In this course, the city will therefore be looked at as a ‘potential space’ with surprising possibilities and perpetual uncertainties where creativity and entrepreneurship become realized. We will inquire how the ordering and organization of urban life is continuously forged and challenged and where new possibilities for work, citizenship, and lifestyle emerge. Students are asked to engage with the relevant theories, concepts, and opinions of urban creativity and entrepreneurship; and they are challenged to venture out into the city and encounter the urban everyday themselves, enacting stories of Copenhagen as a potential city.
Teaching methods
The course will consist of (brief) input lectures, text-based discussions (seminars), methodological trainings (workshop) and the students’ hands-on explorations (fieldwork).
Expected literature
Amin, A. and N. Thrift (2002) Cities: Reimagining the Urban.

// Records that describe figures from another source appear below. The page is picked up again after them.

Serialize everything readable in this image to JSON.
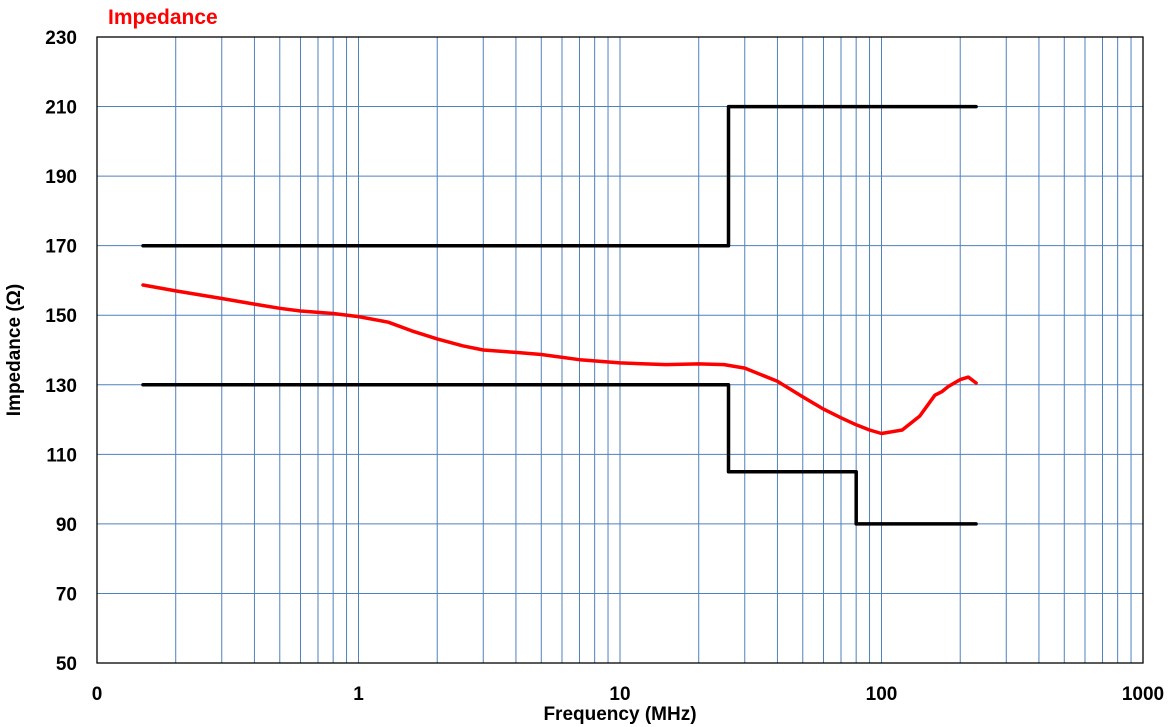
{
  "chart_data": {
    "type": "line",
    "title": "Impedance",
    "xlabel": "Frequency (MHz)",
    "ylabel": "Impedance (Ω)",
    "x_scale": "log",
    "xlim": [
      0.1,
      1000
    ],
    "ylim": [
      50,
      230
    ],
    "x_tick_labels": [
      "0",
      "1",
      "10",
      "100",
      "1000"
    ],
    "x_tick_values": [
      0.1,
      1,
      10,
      100,
      1000
    ],
    "y_ticks": [
      50,
      70,
      90,
      110,
      130,
      150,
      170,
      190,
      210,
      230
    ],
    "grid": true,
    "colors": {
      "title": "#ff0000",
      "measured": "#ff0000",
      "limits": "#000000",
      "grid": "#4f81bd"
    },
    "series": [
      {
        "role": "measured",
        "x": [
          0.15,
          0.2,
          0.3,
          0.4,
          0.5,
          0.6,
          0.8,
          1,
          1.3,
          1.6,
          2,
          2.5,
          3,
          4,
          5,
          7,
          10,
          15,
          20,
          25,
          30,
          40,
          50,
          60,
          70,
          80,
          90,
          100,
          120,
          140,
          160,
          170,
          180,
          200,
          215,
          230
        ],
        "y": [
          158.7,
          157,
          154.8,
          153.2,
          152,
          151.2,
          150.5,
          149.6,
          148,
          145.5,
          143.2,
          141.2,
          140,
          139.3,
          138.7,
          137.2,
          136.3,
          135.8,
          136,
          135.8,
          134.8,
          131,
          126.5,
          123,
          120.5,
          118.5,
          117,
          116,
          117,
          121,
          127,
          128,
          129.5,
          131.5,
          132.2,
          130.5
        ]
      },
      {
        "role": "upper-limit",
        "x": [
          0.15,
          26,
          26,
          230
        ],
        "y": [
          170,
          170,
          210,
          210
        ]
      },
      {
        "role": "lower-limit",
        "x": [
          0.15,
          26,
          26,
          80,
          80,
          230
        ],
        "y": [
          130,
          130,
          105,
          105,
          90,
          90
        ]
      }
    ]
  }
}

Cambridge, UK: Polity Press.
 
Beyes, T. (2012) ‘Organizing the Entrepreneurial City’, in D. Hjorth (ed.) Handbook on Organisational Entrepreneurship (pp. 320-337). Cheltenham: Edward Elgar.
 
Beyes, T., Krempl, S.-T.and A. Deuflhard (eds.) 2009 Parcitypate:Art and Urban Space. Zurich: Niggli.
 
Cronin, M. and K. Hetherington (eds.) Consuming the Entrepreneurial City: Image, Memory, Spectacle. London: Routledge.
 
Evans, G. (2009) ‘Creative Cities, Creative Spaces and Urban Policy’, Urban Studies 46(5&6): 1003-1040.
 
Florida, R. (2002) The Rise of the Creative Class.Cambridge, MA: Basic Books.
 
 
Harvey, D. (1989) ‘From Managerialism to Entrepreneurialism: The Transformation in Urban Governance in Late Capitalism’, Geografiska Annaler B 71(1): 3-17.
 
Lefebvre, H. (1996) ‘Right to the City’, in E. Kofman and E. Lebas (eds.)Henri Lefebvre: Writings on Cities (pp. 63-184). Oxford: Blackwell.
 
Pratt, A. C. (2008) ‘Creative cities: the cultural industries and the creative class’, Geografiska Annaler: Series B, Human Geography 90(2): 107-117.
 
Zukin, S. (1995) The Culture of Cities. Oxford: Blackwell.